Amplified Luminescent Proximity Homogeneous Assay: A Bead-Based Proximity Assay to Screen Small Molecules Inhibiting Protein-Protein Interactions
Amplified Luminescent Proximity Homogeneous Assay: A Bead-Based Proximity Assay to Screen Small Molecules Inhibiting Protein-Protein Interactions
Transcripción
In biological systems, a protein's proximity to its specific partner is a crucial determinant of successful protein-protein interaction. With small inhibitory molecules present, these proteins cannot move near each other, disrupting their interactions.
To screen inhibitory molecules for disrupting interactions between two proteins – a chaperone and co-chaperone – take a multi-well plate containing various small molecules. Supplement the wells with donor beads having co-chaperones attached to their surfaces. These beads contain photosensitizers for chemiluminescence assay.
Add a slurry of acceptor beads conjugated to the chaperone-derived peptide sequences that bind specifically to the co-chaperone. The beads contain a thioxene-based dye and fluorophores essential for visualization.

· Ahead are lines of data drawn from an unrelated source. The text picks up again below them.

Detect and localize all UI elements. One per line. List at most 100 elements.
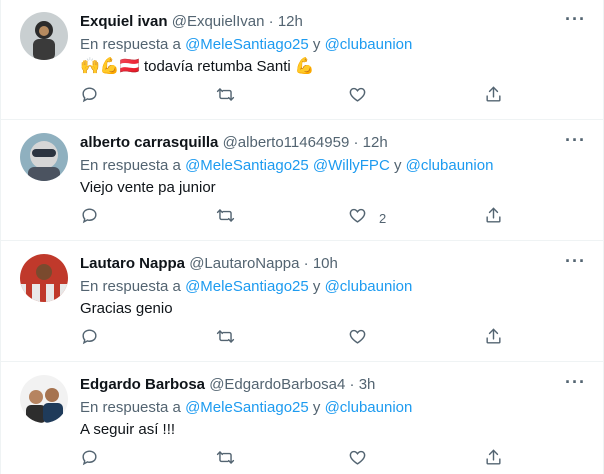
share-icon xyxy=(484,327,503,351)
avatar[interactable] xyxy=(20,375,68,423)
retweet-button[interactable] xyxy=(216,328,235,350)
tweet-text: Gracias genio xyxy=(80,299,173,319)
reply-prefix: En respuesta a xyxy=(80,399,181,416)
author-name[interactable]: Exquiel ivan xyxy=(80,13,168,30)
retweet-button[interactable] xyxy=(216,449,235,471)
timestamp[interactable]: 3h xyxy=(359,376,376,393)
like-button[interactable] xyxy=(348,328,379,350)
more-icon[interactable]: ··· xyxy=(565,131,585,153)
mention-link[interactable]: @clubaunion xyxy=(406,157,494,174)
tweet-body-text: A seguir así !!! xyxy=(80,421,176,438)
reply-context: En respuesta a @MeleSantiago25 y @clubau… xyxy=(80,35,412,55)
author-handle[interactable]: @EdgardoBarbosa4 xyxy=(209,376,345,393)
author-name[interactable]: alberto carrasquilla xyxy=(80,134,218,151)
more-icon[interactable]: ··· xyxy=(565,373,585,395)
share-icon xyxy=(484,448,503,472)
retweet-button[interactable] xyxy=(216,86,235,108)
reply-prefix: En respuesta a xyxy=(80,278,181,295)
timestamp[interactable]: 12h xyxy=(363,134,388,151)
reply-button[interactable] xyxy=(80,328,99,350)
reply-joiner: y xyxy=(312,278,321,295)
mention-link[interactable]: @MeleSantiago25 xyxy=(185,278,309,295)
like-button[interactable] xyxy=(348,86,379,108)
author-name[interactable]: Lautaro Nappa xyxy=(80,255,185,272)
like-icon xyxy=(348,448,367,472)
like-button[interactable] xyxy=(348,449,379,471)
mention-link[interactable]: @MeleSantiago25 xyxy=(185,399,309,416)
action-bar: 2 xyxy=(80,207,510,231)
tweet-text: Viejo vente pa junior xyxy=(80,178,216,198)
action-bar xyxy=(80,328,510,352)
share-icon xyxy=(484,206,503,230)
separator-dot: · xyxy=(349,376,355,393)
mention-link[interactable]: @MeleSantiago25 xyxy=(185,157,309,174)
tweet-text: A seguir así !!! xyxy=(80,420,175,440)
like-count: 2 xyxy=(379,210,387,226)
tweet-header: Edgardo Barbosa @EdgardoBarbosa4 · 3h xyxy=(80,375,375,395)
timestamp[interactable]: 10h xyxy=(313,255,338,272)
avatar[interactable] xyxy=(20,254,68,302)
reply-icon xyxy=(80,206,99,230)
mention-link[interactable]: @MeleSantiago25 xyxy=(185,36,309,53)
like-icon xyxy=(348,206,367,230)
avatar[interactable] xyxy=(20,133,68,181)
tweet[interactable]: Lautaro Nappa @LautaroNappa · 10h ··· En… xyxy=(1,242,603,362)
author-name[interactable]: Edgardo Barbosa xyxy=(80,376,205,393)
reply-prefix: En respuesta a xyxy=(80,157,181,174)
mention-link[interactable]: @WillyFPC xyxy=(313,157,390,174)
reply-joiner: y xyxy=(312,399,321,416)
separator-dot: · xyxy=(353,134,359,151)
reply-context: En respuesta a @MeleSantiago25 @WillyFPC… xyxy=(80,156,493,176)
like-icon xyxy=(348,327,367,351)
reply-joiner: y xyxy=(393,157,402,174)
author-handle[interactable]: @LautaroNappa xyxy=(189,255,299,272)
separator-dot: · xyxy=(268,13,274,30)
more-icon[interactable]: ··· xyxy=(565,252,585,274)
tweet[interactable]: Edgardo Barbosa @EdgardoBarbosa4 · 3h ··… xyxy=(1,363,603,474)
timestamp[interactable]: 12h xyxy=(278,13,303,30)
retweet-icon xyxy=(216,327,235,351)
tweet[interactable]: alberto carrasquilla @alberto11464959 · … xyxy=(1,121,603,241)
reply-context: En respuesta a @MeleSantiago25 y @clubau… xyxy=(80,398,412,418)
emoji-suffix: 💪 xyxy=(294,58,315,75)
tweet-body-text: Viejo vente pa junior xyxy=(80,179,216,196)
share-button[interactable] xyxy=(484,449,503,471)
mention-link[interactable]: @clubaunion xyxy=(325,399,413,416)
reply-button[interactable] xyxy=(80,449,99,471)
like-icon xyxy=(348,85,367,109)
reply-prefix: En respuesta a xyxy=(80,36,181,53)
share-button[interactable] xyxy=(484,207,503,229)
reply-context: En respuesta a @MeleSantiago25 y @clubau… xyxy=(80,277,412,297)
author-handle[interactable]: @alberto11464959 xyxy=(223,134,350,151)
retweet-button[interactable] xyxy=(216,207,235,229)
reply-feed: Exquiel ivan @ExquielIvan · 12h ··· En r… xyxy=(0,0,604,474)
tweet-text: 🙌💪🇦🇹 todavía retumba Santi 💪 xyxy=(80,57,315,77)
reply-joiner: y xyxy=(312,36,321,53)
retweet-icon xyxy=(216,448,235,472)
like-button[interactable]: 2 xyxy=(348,207,386,229)
share-icon xyxy=(484,85,503,109)
reply-icon xyxy=(80,448,99,472)
mention-link[interactable]: @clubaunion xyxy=(325,36,413,53)
author-handle[interactable]: @ExquielIvan xyxy=(172,13,265,30)
tweet-header: alberto carrasquilla @alberto11464959 · … xyxy=(80,133,388,153)
mention-link[interactable]: @clubaunion xyxy=(325,278,413,295)
reply-button[interactable] xyxy=(80,207,99,229)
tweet-body-text: todavía retumba Santi xyxy=(143,58,291,75)
retweet-icon xyxy=(216,85,235,109)
share-button[interactable] xyxy=(484,86,503,108)
reply-icon xyxy=(80,327,99,351)
tweet[interactable]: Exquiel ivan @ExquielIvan · 12h ··· En r… xyxy=(1,0,603,120)
tweet-header: Lautaro Nappa @LautaroNappa · 10h xyxy=(80,254,338,274)
tweet-header: Exquiel ivan @ExquielIvan · 12h xyxy=(80,12,303,32)
reply-icon xyxy=(80,85,99,109)
tweet-body-text: Gracias genio xyxy=(80,300,173,317)
action-bar xyxy=(80,86,510,110)
separator-dot: · xyxy=(303,255,309,272)
share-button[interactable] xyxy=(484,328,503,350)
retweet-icon xyxy=(216,206,235,230)
avatar[interactable] xyxy=(20,12,68,60)
reply-button[interactable] xyxy=(80,86,99,108)
more-icon[interactable]: ··· xyxy=(565,10,585,32)
action-bar xyxy=(80,449,510,473)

In wells with non-inhibitory molecules, high affinities between the chaperone-binding peptides and co-chaperones attract the acceptor and donor beads. While the beads remain distant when inhibitors are present.
Using a chemiluminescence reader, study the interaction. Upon illumination at a specific wavelength, the donor bead photosensitizers emit highly reactive singlet oxygens.
With no inhibitory molecules, the emitted species reach near proximally-located acceptor beads and react with dye molecules, causing chemiluminescence. This energy activates the acceptor beads' fluorophores, causing light emission.
In contrast, in the wells with inhibitory molecules, singlet oxygens undergo decay, leading to an absence of light emission, indicating successful inhibition of protein-protein interactions.